Why would all of these other U.S. presidents snub the event while Donald Trump, who campaigned on a populist platform, head for the event with much of his cabinet along for the ride. Cohn along with U.S. Treasury Secretary Steve Mnuchin, Secretary of State Rex Tillerson, Secretary of Commerce Wilbur Ross, Secretary of Labor Alex Acosta, and numerous other cabinet secretaries will be joining Trump in Davos. According to multiple media sources, even Trump’s son-in-law, Jared Kushner, who has been scandalized by the Russia investigation, will be on the trip.

The World Economic Forum has branded this year’s event as “Creating a Shared Future in a Fractured World.” The event is well known for sprinkling in some seminars on reducing economic inequality. The hypocrisy of this exercise was captured neatly in a blog post last Friday, titled “Dutiful Dirges of Davos,” by Branko Milanovic who wrote:

“This return to the industrial relations and tax policies of the early 19th century is bizarrely spearheaded by people who speak the language of equality, respect, participation, and transparency. None of them is in favor of ‘Master and Servant Act’ or forced labor. It just so happened that the language of equality has been harnessed in the pursuit of structurally most inegalitarian policies over the past fifty years, or more…
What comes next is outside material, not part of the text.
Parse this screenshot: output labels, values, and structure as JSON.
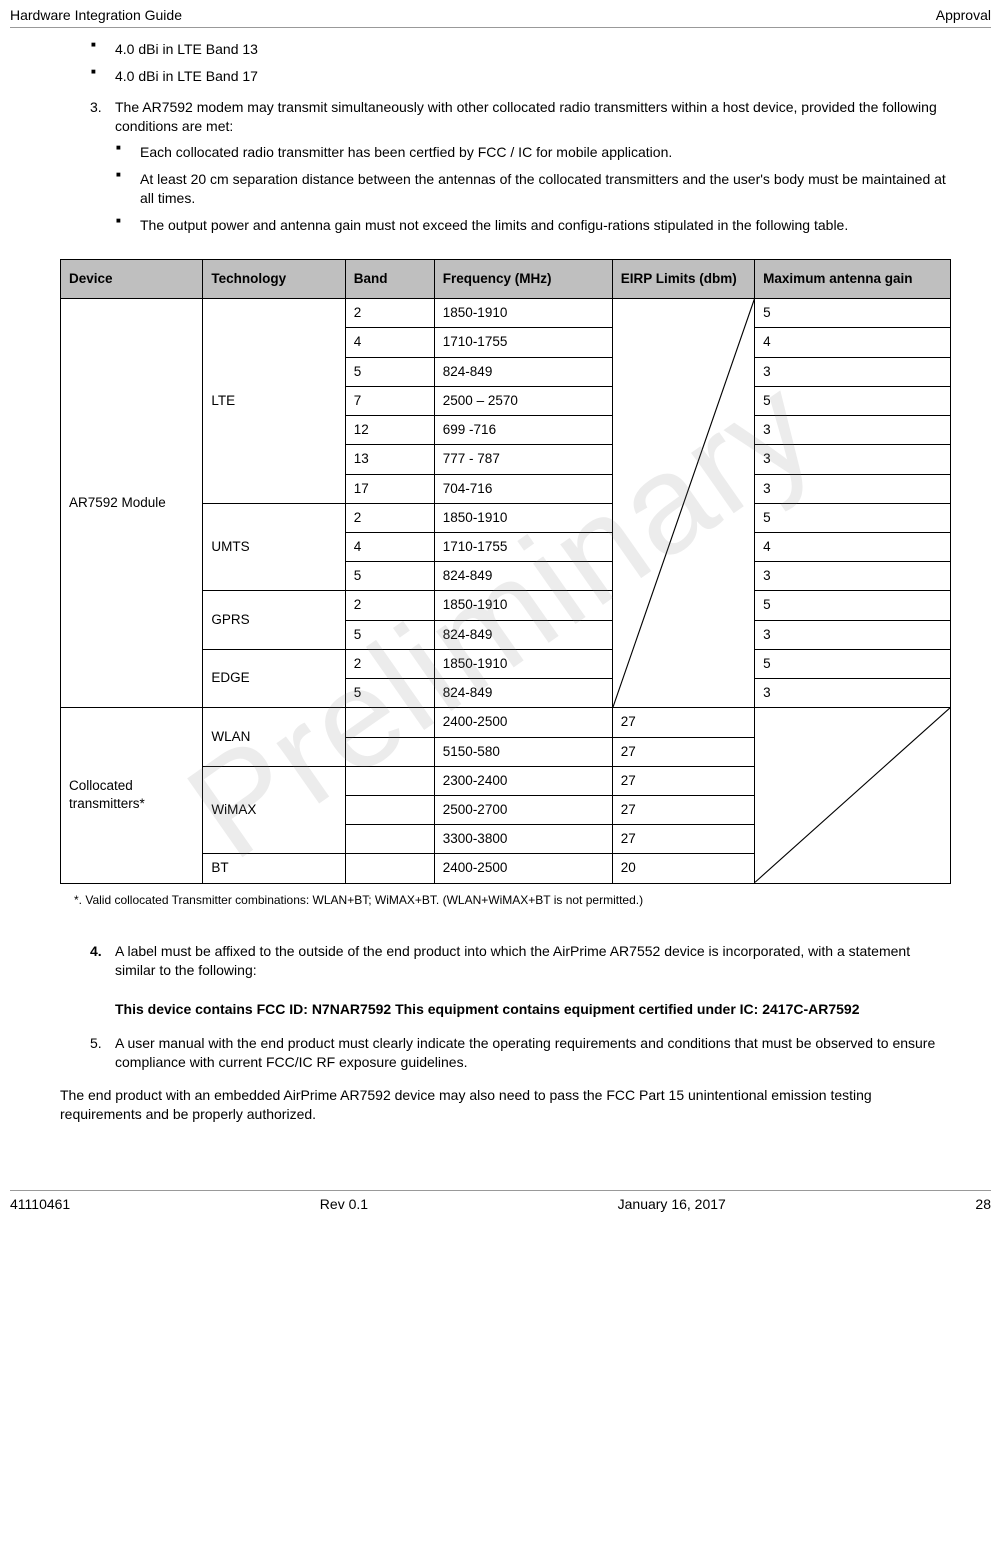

“They are loath to pay a living wage, but they will fund a philharmonic orchestra. They will ban unions, but they will organize a workshop on transparency in government.”

Cohn, who has his ear closely to the ground on Wall Street, has no doubt picked up the buzz that corporate CEOs in America are whispering in negative terms about Trump’s leadership. Davos is no doubt Cohn’s effort to rehabilitate the President’s image away from the porn star scandal and “sh**hole” denigration of African nations by putting him on a global stage attended by 500 members of the press and letting Trump deliver a speech that somebody else wrote for him.
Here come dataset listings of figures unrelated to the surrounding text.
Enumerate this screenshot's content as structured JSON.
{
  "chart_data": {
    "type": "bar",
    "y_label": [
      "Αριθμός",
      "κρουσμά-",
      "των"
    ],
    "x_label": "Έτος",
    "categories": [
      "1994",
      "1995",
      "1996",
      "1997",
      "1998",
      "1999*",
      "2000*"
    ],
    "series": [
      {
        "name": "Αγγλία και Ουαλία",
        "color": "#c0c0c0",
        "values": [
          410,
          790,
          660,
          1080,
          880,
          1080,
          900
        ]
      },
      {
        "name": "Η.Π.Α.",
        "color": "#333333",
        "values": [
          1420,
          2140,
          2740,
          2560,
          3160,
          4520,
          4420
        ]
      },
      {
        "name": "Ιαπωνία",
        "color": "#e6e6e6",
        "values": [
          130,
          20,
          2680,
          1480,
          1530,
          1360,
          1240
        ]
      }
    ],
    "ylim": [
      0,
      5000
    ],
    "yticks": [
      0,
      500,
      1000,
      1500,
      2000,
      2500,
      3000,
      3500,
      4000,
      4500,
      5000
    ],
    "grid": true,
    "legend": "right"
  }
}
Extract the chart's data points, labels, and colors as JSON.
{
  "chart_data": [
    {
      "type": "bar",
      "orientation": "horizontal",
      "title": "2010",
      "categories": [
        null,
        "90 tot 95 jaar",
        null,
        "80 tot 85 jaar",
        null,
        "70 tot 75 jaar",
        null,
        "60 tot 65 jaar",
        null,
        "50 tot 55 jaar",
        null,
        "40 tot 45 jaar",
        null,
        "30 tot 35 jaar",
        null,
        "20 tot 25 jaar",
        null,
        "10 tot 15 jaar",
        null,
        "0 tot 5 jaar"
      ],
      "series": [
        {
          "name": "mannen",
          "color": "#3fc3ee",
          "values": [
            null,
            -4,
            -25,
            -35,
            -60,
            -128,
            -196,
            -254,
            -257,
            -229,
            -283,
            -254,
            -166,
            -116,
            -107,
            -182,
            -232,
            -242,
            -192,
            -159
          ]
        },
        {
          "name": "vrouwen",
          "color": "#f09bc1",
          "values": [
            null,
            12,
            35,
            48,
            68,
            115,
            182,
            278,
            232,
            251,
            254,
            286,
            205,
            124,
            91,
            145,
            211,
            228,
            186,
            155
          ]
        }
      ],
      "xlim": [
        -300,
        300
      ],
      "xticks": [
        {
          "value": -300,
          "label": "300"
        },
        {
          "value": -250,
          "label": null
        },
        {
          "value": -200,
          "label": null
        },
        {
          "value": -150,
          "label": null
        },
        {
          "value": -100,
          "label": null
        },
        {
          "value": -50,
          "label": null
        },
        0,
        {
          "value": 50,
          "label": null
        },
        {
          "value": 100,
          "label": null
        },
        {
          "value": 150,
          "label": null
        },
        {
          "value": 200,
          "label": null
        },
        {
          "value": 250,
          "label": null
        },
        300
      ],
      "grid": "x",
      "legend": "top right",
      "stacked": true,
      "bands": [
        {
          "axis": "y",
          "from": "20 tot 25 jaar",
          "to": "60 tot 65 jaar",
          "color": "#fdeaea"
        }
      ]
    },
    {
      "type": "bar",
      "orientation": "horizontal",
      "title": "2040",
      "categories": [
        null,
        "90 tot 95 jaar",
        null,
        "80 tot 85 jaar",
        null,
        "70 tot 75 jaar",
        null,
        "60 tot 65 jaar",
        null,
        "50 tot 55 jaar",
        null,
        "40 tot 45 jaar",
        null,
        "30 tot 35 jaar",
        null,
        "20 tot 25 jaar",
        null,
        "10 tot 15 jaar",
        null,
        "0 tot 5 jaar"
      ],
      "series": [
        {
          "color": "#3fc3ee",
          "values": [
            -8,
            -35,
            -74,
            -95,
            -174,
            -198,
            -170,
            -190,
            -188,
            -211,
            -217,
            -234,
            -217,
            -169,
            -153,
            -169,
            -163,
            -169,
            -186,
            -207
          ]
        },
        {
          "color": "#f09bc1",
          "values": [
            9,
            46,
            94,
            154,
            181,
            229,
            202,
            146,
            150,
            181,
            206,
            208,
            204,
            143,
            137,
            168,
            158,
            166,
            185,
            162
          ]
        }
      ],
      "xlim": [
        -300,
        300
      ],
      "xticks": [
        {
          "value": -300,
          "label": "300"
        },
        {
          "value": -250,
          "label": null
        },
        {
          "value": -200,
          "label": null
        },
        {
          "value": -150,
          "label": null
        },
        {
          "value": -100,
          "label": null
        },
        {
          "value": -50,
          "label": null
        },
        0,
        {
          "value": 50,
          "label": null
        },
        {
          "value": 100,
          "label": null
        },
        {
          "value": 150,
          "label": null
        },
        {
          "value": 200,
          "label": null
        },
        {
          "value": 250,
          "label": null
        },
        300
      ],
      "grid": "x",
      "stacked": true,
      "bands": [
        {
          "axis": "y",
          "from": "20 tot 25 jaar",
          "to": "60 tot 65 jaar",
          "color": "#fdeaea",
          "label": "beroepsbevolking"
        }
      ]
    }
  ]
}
Trump’s trip to Davos comes one week after a new Gallup poll was released showing global approval of US leadership at just 30%, behind China at 31% and Russia at 27%. Germany moved into the top slot in the world with a leadership approval rating of 41%.

German Chancellor Angela Merkel delivered a speech today at the Forum and warned against populist “poison.” The jab was likely directed at forces within the European Union as well as at Trump.